Bank overdraft fees creeping up again, consumer monitors say

The best overdraft deal was found at Citibank — the equivalent of a 884 percent loan rate. Other rates topped 2,000 percent. MARIO TAMA / Getty Images
The best overdraft deal was found at Citibank — the equivalent of a 884 percent loan rate. Other rates topped 2,000 percent. MARIO TAMA / Getty Images
Posted: June 09, 2012

Even as the new Consumer Financial Protection Bureau weighs whether to address bank overdraft fees that cost U.S. consumers nearly $30 billion last year, some of those fees continue to inch up, according to new reports by the Pew Charitable Trusts and the Consumer Federation of America.

The typical overdraft fee at the nation's largest banks has remained about $35 for the last two years, the reports said. But Pew's Safe Checking Project said Thursday that median fees for an extended overdraft — one not quickly covered by new deposits — rose 32 percent from October 2010 to October 2011. And Pew said more accounts were subject to the extended-overdraft fees, which consumer advocates say blur the line between overdrafts and short-term, high-cost "payday loans."

The Consumer Federation of America said Thursday that at least two banks, U.S. Bank and Fifth Third Bank, plan to raise overdraft fees later this month. U.S. Bank will charge $35 for any overdraft of more than $15, up from a fee of $33 for overdrafts over $20

Jean Ann Fox, director of financial services for the consumer group, said the increases were among the first the group had noted since 2010, when the Federal Reserve required banks to give customers a choice for how they treat debit-card purchases or ATM withdrawals that would push their accounts into the red. Unless the account-holder has agreed ahead of time, the bank cannot charge overdraft fees for transactions that could instead be declined.

Despite the relatively stable fees, the Consumer Federation continued to criticize extended-overdraft fees and other practices it says can turn a simple miscalculation into a costly mistake.

"Consumers can be charged up to $370 in one day" under the fee rules set by the nation's 14 largest banks, Fox said. "We certainly haven't seen fees drop, and now we're starting to see some fees rise."

Pew, which has urged banks to simplify disclosure of fees and lower-cost alternatives to overdrafts, said some banks' policies continue to "put consumers at financial risk and potentially expose them to high and unexpected costs for little benefit."

Officials at the American Bankers Association disputed the assertion by Pew and Fox that consumers face unexpected or unreasonable costs now that opting in is required.

"They can't accept that this is a product that people want," said association spokeswoman Carol Kaplan. "There's a need for it, and people are willing to pay for this service."

The association reported in 2010 that about half of checking-account customers were opting in to overdraft programs, even after disclosures describing lower-cost alternatives, such as covering overdrafts from a savings account or a line of credit.

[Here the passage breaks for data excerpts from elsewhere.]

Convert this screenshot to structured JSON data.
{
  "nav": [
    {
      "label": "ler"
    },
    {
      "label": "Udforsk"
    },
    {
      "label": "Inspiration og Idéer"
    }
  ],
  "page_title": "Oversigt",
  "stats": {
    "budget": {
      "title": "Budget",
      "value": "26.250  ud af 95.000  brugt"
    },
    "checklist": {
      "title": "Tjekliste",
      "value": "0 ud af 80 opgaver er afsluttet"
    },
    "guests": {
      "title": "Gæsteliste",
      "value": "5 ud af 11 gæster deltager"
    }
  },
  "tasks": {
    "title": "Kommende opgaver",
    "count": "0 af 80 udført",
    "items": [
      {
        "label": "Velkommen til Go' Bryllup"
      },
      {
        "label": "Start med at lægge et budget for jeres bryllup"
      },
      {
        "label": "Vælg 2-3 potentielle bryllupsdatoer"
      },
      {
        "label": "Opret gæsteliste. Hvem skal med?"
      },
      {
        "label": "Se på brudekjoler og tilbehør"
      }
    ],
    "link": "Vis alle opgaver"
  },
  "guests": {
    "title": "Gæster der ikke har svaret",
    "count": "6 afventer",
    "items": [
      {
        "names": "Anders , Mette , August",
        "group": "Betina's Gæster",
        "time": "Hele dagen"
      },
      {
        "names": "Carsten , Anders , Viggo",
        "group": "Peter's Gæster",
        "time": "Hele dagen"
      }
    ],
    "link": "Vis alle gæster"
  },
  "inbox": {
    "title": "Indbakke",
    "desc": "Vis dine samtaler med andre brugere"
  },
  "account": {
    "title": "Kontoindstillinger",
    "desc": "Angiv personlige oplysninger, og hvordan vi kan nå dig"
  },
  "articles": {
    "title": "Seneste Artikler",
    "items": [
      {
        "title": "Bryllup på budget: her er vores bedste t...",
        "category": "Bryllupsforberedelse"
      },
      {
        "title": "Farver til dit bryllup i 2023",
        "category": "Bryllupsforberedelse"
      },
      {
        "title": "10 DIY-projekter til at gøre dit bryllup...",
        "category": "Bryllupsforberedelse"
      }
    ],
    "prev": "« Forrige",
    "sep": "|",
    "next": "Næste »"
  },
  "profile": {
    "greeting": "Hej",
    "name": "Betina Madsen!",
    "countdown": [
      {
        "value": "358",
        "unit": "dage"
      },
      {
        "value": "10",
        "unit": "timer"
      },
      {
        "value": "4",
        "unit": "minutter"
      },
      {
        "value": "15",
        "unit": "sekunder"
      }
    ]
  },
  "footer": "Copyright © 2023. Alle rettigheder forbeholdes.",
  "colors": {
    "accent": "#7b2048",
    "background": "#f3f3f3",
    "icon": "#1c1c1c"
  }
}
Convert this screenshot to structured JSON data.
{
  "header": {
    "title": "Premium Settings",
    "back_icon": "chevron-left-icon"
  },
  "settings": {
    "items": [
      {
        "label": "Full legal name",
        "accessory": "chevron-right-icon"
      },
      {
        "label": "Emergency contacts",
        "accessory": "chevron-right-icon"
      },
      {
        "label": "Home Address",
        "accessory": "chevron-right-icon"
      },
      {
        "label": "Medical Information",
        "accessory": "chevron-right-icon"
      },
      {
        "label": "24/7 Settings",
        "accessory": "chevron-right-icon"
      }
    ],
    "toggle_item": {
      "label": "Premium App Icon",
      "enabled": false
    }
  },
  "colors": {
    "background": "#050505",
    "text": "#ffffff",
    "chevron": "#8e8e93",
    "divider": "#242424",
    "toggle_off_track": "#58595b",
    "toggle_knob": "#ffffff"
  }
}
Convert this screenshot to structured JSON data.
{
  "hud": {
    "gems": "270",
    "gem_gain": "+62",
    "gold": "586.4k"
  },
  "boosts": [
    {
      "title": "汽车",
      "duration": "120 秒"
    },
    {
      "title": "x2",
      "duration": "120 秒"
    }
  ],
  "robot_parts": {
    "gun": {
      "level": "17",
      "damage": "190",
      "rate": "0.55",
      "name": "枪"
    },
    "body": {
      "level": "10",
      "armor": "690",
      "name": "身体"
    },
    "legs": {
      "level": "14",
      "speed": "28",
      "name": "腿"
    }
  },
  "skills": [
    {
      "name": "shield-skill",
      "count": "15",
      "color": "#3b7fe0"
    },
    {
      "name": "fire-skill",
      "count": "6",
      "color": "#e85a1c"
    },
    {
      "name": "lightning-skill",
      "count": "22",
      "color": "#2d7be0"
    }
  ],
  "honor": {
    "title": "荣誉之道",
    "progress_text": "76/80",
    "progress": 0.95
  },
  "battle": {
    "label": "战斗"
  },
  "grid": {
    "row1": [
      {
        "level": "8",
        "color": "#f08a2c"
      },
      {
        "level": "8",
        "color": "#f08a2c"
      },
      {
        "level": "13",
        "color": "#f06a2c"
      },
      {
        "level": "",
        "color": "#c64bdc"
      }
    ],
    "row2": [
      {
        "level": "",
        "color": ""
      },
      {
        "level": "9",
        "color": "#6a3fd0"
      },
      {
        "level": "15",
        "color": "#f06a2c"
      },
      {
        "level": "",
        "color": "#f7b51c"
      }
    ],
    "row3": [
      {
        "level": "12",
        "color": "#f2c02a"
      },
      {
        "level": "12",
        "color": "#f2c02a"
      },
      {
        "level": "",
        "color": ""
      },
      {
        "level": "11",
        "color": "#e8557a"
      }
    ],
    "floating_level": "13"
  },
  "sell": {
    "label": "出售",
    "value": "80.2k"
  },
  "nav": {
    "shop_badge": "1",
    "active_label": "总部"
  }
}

"We've heard anything between 30 and 70 percent," said senior counsel Nessa Feddis.

As it has before, the Consumer Federation reported the cost at each bank of a $100 overdraft repaid two weeks later as if it were a short-term loan. It said the best deal, at Citibank, was equivalent to a loan with an annual percentage rate of 884 percent. Some banks, including PNC and RBS Citizens, charge more than 2,000 percent.

Fox called such fees "staggeringly high." She said the new report should be "a reminder to consumers that they don't have to pay fees for debit-card purchases and ATM withdrawals. And if the bank talked them into opting in, they can opt back out."